The Economy

Unemployment picture brightens, except on Molokai

July’s statewide unemployment rate of 6.3 percent reflected improvement in the Hawaii jobless rates on most islands. While Oahu joblessness remained steady at an unadjusted 5.8 percent and rates dropped on Maui, Kauai and the Big Island, Molokai unemployment rose from 12.1 percent in June to 14.8 percent in July. There are now fewer than 600,000 wage and salary jobs in Hawaii, and more than 40,000 unemployed workers, but both figures are better than year-before levels.

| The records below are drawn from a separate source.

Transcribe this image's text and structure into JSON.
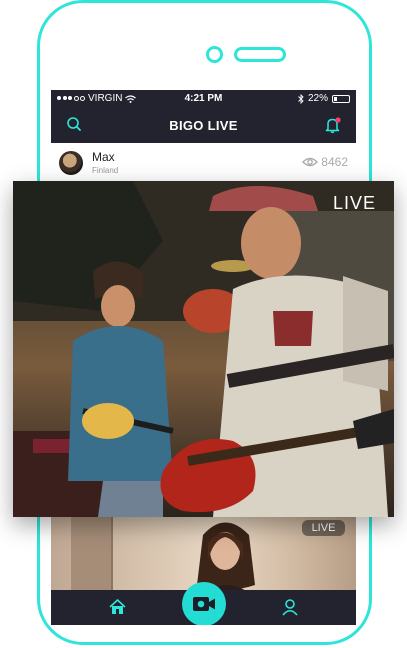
{
  "status_bar": {
    "carrier": "VIRGIN",
    "time": "4:21 PM",
    "battery_percent": "22%",
    "battery_level": 0.22
  },
  "app_bar": {
    "title": "BIGO LIVE",
    "search_icon": "search-icon",
    "bell_icon": "bell-icon"
  },
  "stream_item": {
    "name": "Max",
    "location": "Finland",
    "viewer_count": "8462",
    "viewer_icon": "eye-icon"
  },
  "featured": {
    "badge": "LIVE"
  },
  "second_stream": {
    "badge": "LIVE"
  },
  "tab_bar": {
    "home_icon": "home-icon",
    "camera_icon": "video-camera-icon",
    "profile_icon": "user-icon"
  },
  "colors": {
    "accent": "#2de6d9",
    "dark_bar": "#23232f"
  }
}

The Hawaii Department of Labor and Industrial Relations released island-by-island figures on Monday, Aug. 23 that showed Big Island unemployment fell from 10.4 percent in June to 10 percent in July. On Kauai, joblessness fell from 9 percent to 8.7 percent, while on Maui the rate dropped from 8.3 percent to 8 percent. Lanai joblessness fell even more, from 7.9 percent to 7 percent.

The improvement comes to about 4,000 fewer unemployed persons from July 2009 to July 2010. The total work force has increased by only 1,100 in the past year and actually shrank from June to July. Possible explanations include unemployed workers exhausting their benefits so that they are no longer counted; military workers deployed elsewhere; construction workers returning to the mainland after wrapping up the jobs they came here for; and people deciding to leave the work force to return to school.

New jobless claims in Hawaii fell below 2,000 in the newest weekly report, and total claims were less than 8,000, the lowest level in a year and a half. DLIR on Aug. 26 reported 1,865 first-time claims and 17,432 total unemployment claims for the period Aug. 15-21. The number of new claims was the lowest since June 26 and second lowest since August 2008. The total claims number was the lowest since December 2008.

Comparing current jobless claims to the same time last year, claims are down 9% on the Big Island, down 14% on Oahu and Kauai, and down by nearly half in Maui County. The dramatic declines were reported after the U.S. Bureau of Labor Statistics in Washington, D.C., cheered markets with a comparatively modest decline in new jobless claims nationwide following several weeks of increases.

Economists consider employment to be a lagging economic indicator, meaning it’s one of the last things to improve as an economic downturn ends.